On the left at number 21 you will find Terra , a collection of traditional and self-designed handmade shoes, bags and ceramics from different parts of Spain. Espadrilles are available in all sizes, colors, fabrics and styles.
You have now arrived at Prinsengracht. Turn left until you reach the next bridge across Prinsengracht.
If you turn left into Berenstraat, you will quite soon see Dutch Accent , a little art gallery selling Dutch landscape & cityscape paintings and glass art objects from the famous De Glasblazerij in Leerdam.
In the same street at number 18 a famous Dutch lingerie designer has her own lingerie store: marlies|dekkers store . Her Signature collection has been designed for the self-confident, seductive modern-day woman who never fails to express her sense of femininity.
If you like vintage clothing you should not miss the trendsetting shop Episode . At Episode, the collection of nice clothes with good quality is much larger than at any other second-hand clothing shop. Episode's shop at Berenstraat 1 is brimming with Levi's trousers, sports jerseys and more.
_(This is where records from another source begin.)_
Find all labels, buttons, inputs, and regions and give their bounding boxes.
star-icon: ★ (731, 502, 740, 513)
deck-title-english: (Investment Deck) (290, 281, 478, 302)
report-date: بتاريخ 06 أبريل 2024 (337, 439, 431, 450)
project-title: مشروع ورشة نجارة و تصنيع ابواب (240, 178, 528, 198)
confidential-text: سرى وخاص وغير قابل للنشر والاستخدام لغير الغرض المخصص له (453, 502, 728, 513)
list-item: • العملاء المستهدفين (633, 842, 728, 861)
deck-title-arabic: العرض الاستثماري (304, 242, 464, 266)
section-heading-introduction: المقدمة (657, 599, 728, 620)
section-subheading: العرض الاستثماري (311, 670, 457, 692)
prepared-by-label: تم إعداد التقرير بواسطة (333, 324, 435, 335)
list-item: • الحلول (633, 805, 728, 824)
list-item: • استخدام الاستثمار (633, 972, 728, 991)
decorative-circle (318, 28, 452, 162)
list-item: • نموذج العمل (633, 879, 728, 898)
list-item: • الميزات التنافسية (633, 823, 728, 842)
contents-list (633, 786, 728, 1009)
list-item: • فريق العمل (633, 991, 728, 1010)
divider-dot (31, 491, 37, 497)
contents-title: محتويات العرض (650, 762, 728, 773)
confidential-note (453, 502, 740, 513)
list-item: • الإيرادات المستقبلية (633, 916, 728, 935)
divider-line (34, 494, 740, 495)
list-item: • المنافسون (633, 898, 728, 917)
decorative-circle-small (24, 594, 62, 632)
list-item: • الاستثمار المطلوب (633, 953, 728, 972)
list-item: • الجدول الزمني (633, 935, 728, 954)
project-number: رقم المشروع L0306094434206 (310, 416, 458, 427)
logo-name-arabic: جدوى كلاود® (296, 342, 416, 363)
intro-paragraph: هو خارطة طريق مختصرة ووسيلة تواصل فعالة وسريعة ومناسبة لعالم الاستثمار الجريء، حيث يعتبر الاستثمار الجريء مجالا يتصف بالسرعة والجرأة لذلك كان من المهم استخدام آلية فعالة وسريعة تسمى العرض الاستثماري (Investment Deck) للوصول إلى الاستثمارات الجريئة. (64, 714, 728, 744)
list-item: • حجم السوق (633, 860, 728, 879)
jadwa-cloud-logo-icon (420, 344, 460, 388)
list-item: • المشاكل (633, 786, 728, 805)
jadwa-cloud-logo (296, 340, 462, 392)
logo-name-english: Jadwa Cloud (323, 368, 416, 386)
The Jordaan neighbourhood is mainly known for its small specialised shops. As London has the world renowned Button Queen and New York its own Tender Buttons, so Amsterdam has its own buttonshop, De Knopenwinkel , situated at Herengracht 389. This shop sell buttons, nothing but buttons, a staggering variety of buttons.
One bridge back at Herengracht turn left again. You are now walking through Huidenstraat with at number 6 Beadies (De Kralenwinkel). The next street is Runstraat, where De Kaaskamer van Amsterdam is situated at number 7. This shop is filled from floor to ceiling with a huge variety of the finest Dutch cheeses.
Many Amsterdam fashion brands have their flagship store in this connection street between Keizersgracht and Prinsengracht: Loom & Lace (at number 2), Moscow (Pure Brands at number 8), Denham women's store (at number 17) and LaDress (at number 33).
We cross Prinsengracht once more and arrive at Looiersgracht. We continue through Looiersgracht and via the back door at number 128 (the front entrance is on Elandsgracht 109) we come to the last part of this shopping route: Antiekcentrum Amsterdam (Antiques Centre Amsterdam), formerly known as 'De Looier'. The biggest imaginable variety of items has been brought together here.
Reestraat by night, where inn former days the trade in animal skins used to take place. The street is now part of De 9 Straatjes.
Although not actually part of the Jordaan Quarter, De 9 Straatjes are often seen as part of this cosy neighborhood.
Its rich historical background makes this quarter one of the most attractive areas of the city. The Jordaan is a 17th-century working class district with its own traditions and its own informal and relaxed atmosphere with narrow streets, picturesque canals, brown cafes, art galleries and unique shops.
A large, covered market where arts, antiques or bric-a-brac are displayed and sold. You can roam around the glassware, porcelain, ceramics, jewellery, gold and silver, furniture, paintings, prints, mirrors, clocks, ornaments, enamel, pewter and antique toys.